Minimum number of vertices whose removal makes the graph an independent set

Question

It is known that finding an independent set (or a clique) of size at least $k$ in a graph is $W[1]$ hard, so it is unlikely that there is $f(k)\cdot n^{O(1)}$ time algorithm for finding an independent set of size greater than equal to $k$.

I was looking at the complementary problem - "Whether or not removal of at most $k$ vertices from a graph can make the resulting graph an independent set".

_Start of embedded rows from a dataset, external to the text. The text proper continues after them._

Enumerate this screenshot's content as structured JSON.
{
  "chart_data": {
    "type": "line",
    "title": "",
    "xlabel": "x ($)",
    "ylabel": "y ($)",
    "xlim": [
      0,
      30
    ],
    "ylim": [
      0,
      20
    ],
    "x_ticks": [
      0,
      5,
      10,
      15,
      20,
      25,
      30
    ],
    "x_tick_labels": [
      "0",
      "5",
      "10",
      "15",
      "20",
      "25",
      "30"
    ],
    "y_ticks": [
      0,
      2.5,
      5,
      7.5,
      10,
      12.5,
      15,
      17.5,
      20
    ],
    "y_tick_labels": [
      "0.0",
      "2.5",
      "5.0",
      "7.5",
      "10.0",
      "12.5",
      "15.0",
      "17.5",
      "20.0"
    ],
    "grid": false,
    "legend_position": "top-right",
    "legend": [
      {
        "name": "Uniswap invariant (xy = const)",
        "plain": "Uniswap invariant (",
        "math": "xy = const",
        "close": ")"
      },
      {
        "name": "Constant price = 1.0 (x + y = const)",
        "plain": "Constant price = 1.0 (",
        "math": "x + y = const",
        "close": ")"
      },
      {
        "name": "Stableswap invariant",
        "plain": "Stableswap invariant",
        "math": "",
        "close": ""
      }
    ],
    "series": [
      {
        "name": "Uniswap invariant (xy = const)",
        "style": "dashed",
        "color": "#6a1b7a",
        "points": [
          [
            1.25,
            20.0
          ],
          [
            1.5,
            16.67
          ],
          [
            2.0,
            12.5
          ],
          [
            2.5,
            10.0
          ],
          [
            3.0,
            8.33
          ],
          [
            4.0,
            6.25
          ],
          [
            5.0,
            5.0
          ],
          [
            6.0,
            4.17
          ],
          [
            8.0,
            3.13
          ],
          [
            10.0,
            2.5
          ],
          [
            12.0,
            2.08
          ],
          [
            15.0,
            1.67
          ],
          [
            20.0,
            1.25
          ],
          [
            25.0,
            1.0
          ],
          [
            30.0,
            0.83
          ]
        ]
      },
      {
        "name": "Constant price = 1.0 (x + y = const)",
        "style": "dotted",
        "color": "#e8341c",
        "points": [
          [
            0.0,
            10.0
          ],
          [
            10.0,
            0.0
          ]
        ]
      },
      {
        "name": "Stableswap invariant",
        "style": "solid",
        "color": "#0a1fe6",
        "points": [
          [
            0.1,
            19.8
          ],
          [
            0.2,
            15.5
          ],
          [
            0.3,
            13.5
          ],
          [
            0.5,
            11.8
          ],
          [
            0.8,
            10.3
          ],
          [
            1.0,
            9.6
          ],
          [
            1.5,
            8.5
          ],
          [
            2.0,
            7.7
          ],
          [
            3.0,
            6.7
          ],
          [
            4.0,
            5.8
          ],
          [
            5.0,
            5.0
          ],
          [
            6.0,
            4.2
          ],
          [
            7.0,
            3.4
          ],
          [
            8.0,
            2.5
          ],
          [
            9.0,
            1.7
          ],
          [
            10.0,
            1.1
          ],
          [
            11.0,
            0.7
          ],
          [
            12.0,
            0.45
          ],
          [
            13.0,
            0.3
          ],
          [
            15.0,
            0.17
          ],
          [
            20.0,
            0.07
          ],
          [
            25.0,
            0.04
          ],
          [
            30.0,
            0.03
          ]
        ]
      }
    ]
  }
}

If the input graph $G$ contains a set $W$ of size at most $k$ for which $V(G)\setminus W$ is independent set, then it can be found in $2^{O(k \log k)}\cdot n^{O(1)}$ time as follows:

1. Since vertices of independent set have degree at most $k$, we first remove from $G$ all vertices whose degree is more than $k$.
2. There are now only $k^2$ edges in the current graph.
3. Let $A$ be set of all vertices on which at least one edge is incident, then $V(G)\setminus A$ is an independent set of size at least $(n-2k^2)$.
4. So $W$ must be contained in set $A$ whose size is at most $2k^2$. We can scan over all ${2k^2}\choose{k}$ subsets of A to check removal of which set makes the graph an independent set.

My question is does the new problem has $2^{O(k)}\cdot n^{O(1)}$ time algorithm?